Destructive drop_while for Array and Hash

Added by chucke (Tiago Cardoso) 5 months ago. Updated 4 months ago.

Status:
Feedback
Assignee:
-
Target version:
-
[ruby-core:115648]

Description

I propose a "drop_while!" variant for arrays and hashes, which changes the current instance.

h = {foo: 0, bar: 1, baz: 2}
h.drop_while!{|element| key, value = *element; value < 2 }
h #=> # => { baz: 2 }

Updated by matheusrich (Matheus Richard) 5 months ago

What would be the return value? The same as drop_while?

Updated by chucke (Tiago Cardoso) 5 months ago

I'd say it returns self, or nil if no changes were made, just like other ! Methods of the kind.

Updated by matz (Yukihiro Matsumoto) 4 months ago

  • Status changed from Open to Feedback

I reject Hash#drop_while! because the order is not (and should not be) important for Hash and the order of hash is fragile anyway.
Whereas Array#drop_while! has chance. Could you explain the use-case for the new method, please?

Matz.

Updated by zverok (Victor Shepelev) 4 months ago

Could you explain the use-case for the new method, please?

Not the original author, but I think one of the frequent use cases is some parser- or scanner-alike code. E.g., after reading some "dirty" data,

lines.drop_while! { ln.match?(/HEADER:/) }

# operate with clean `lines` here

(I had more generic take on this in my ticket about "consuming" enumerators #19061, which I haven't had time to pursue the better proposal/explanation this year, but want to return during the next one.)

Updated by chucke (Tiago Cardoso) 4 months ago

thx for the response matz!

The specific use case can be found here: https://gitlab.com/os85/http-2-next/-/blob/master/lib/http/2/next/connection.rb#L737-739

The HTTP/2 allows frames to be ackowledged for streams that have been closed "recently", which in this case means "last 15 seconds". functionally, I'm using an hash to store them, with insertion at the time they're closed, and in a given event, I proceed to clean up the ones that have timed-out.

the first implementation traversed the whole collection for all timed out streams, and removed them. This O(n) complexity surfaced as a bottleneck in some benchmarks around long-lived connections. In order to improve it, I use #drop_while, which turned it into O(log n) , as given hash preserving insertion order, possibly timed out streams are left-most, so I can stop processing the collection as soon as I find a non-timed out element.

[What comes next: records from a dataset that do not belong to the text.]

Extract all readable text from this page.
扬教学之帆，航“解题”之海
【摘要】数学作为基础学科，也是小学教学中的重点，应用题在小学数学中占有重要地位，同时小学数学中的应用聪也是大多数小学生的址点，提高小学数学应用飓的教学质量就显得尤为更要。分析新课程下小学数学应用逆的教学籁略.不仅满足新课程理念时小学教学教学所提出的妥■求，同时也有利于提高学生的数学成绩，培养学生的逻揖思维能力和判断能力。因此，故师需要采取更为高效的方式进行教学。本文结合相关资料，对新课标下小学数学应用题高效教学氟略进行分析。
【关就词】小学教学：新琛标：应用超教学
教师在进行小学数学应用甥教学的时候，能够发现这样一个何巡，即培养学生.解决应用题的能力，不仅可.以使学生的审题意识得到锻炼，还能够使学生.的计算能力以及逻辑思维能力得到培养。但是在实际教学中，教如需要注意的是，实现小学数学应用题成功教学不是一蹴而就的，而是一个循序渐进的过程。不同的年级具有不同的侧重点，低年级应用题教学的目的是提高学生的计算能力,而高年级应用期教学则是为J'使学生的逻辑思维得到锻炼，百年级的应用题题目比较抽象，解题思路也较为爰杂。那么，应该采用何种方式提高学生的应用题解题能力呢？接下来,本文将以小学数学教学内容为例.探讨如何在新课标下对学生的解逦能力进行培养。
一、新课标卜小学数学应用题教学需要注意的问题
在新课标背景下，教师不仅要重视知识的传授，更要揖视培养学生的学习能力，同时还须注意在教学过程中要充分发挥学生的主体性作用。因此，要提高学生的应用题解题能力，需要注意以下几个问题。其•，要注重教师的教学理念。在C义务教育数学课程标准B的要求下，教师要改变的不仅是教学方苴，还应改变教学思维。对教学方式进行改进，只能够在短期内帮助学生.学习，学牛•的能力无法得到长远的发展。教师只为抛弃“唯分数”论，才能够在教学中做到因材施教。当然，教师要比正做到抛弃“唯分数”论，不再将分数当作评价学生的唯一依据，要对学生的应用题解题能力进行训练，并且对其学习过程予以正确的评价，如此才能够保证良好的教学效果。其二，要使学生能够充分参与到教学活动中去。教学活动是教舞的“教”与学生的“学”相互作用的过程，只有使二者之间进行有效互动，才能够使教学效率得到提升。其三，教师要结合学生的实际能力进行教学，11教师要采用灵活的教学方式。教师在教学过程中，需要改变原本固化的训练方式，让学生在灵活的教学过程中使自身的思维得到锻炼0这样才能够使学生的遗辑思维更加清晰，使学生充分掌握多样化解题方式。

This greatly improved benchmarks, but the resulting multiple objects generated by the successive Enumerable#drop_while + #to_h calls resulted in a new bottleneck associated with temporary object generation, that could be greatly reduced by just reusing the same collection.

can you clarify what you mean by "the order of hash is fragile anyway"? As I understood, there are other stdlib data structures relying on hash order insertion. Are there plans to remove this guarantee?

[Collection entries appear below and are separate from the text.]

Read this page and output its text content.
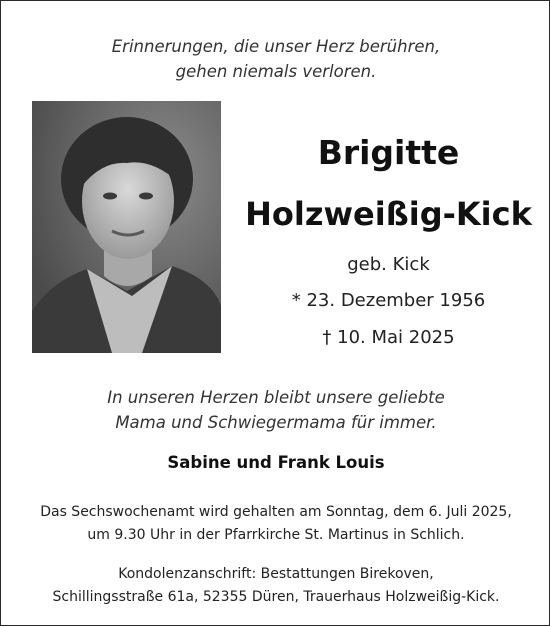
Erinnerungen, die unser Herz berühren,
gehen niemals verloren.
Brigitte
Holzweißig-Kick
geb. Kick
* 23. Dezember 1956
† 10. Mai 2025
In unseren Herzen bleibt unsere geliebte
Mama und Schwiegermama für immer.
Sabine und Frank Louis
Das Sechswochenamt wird gehalten am Sonntag, dem 6. Juli 2025,
um 9.30 Uhr in der Pfarrkirche St. Martinus in Schlich.
Kondolenzanschrift: Bestattungen Birekoven,
Schillingsstraße 61a, 52355 Düren, Trauerhaus Holzweißig-Kick.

I guess I could rely on Array#drop_while!, although that'd hurt lookups.

Updated by chucke (Tiago Cardoso) 4 months ago

for comparison, the original implementation can be found here: https://github.com/igrigorik/http-2/blob/master/lib/http/2/connection.rb#L705-L714 (http-2-next is a fork of http-2 gem).

FWIW zverok's use case is also reasonably common.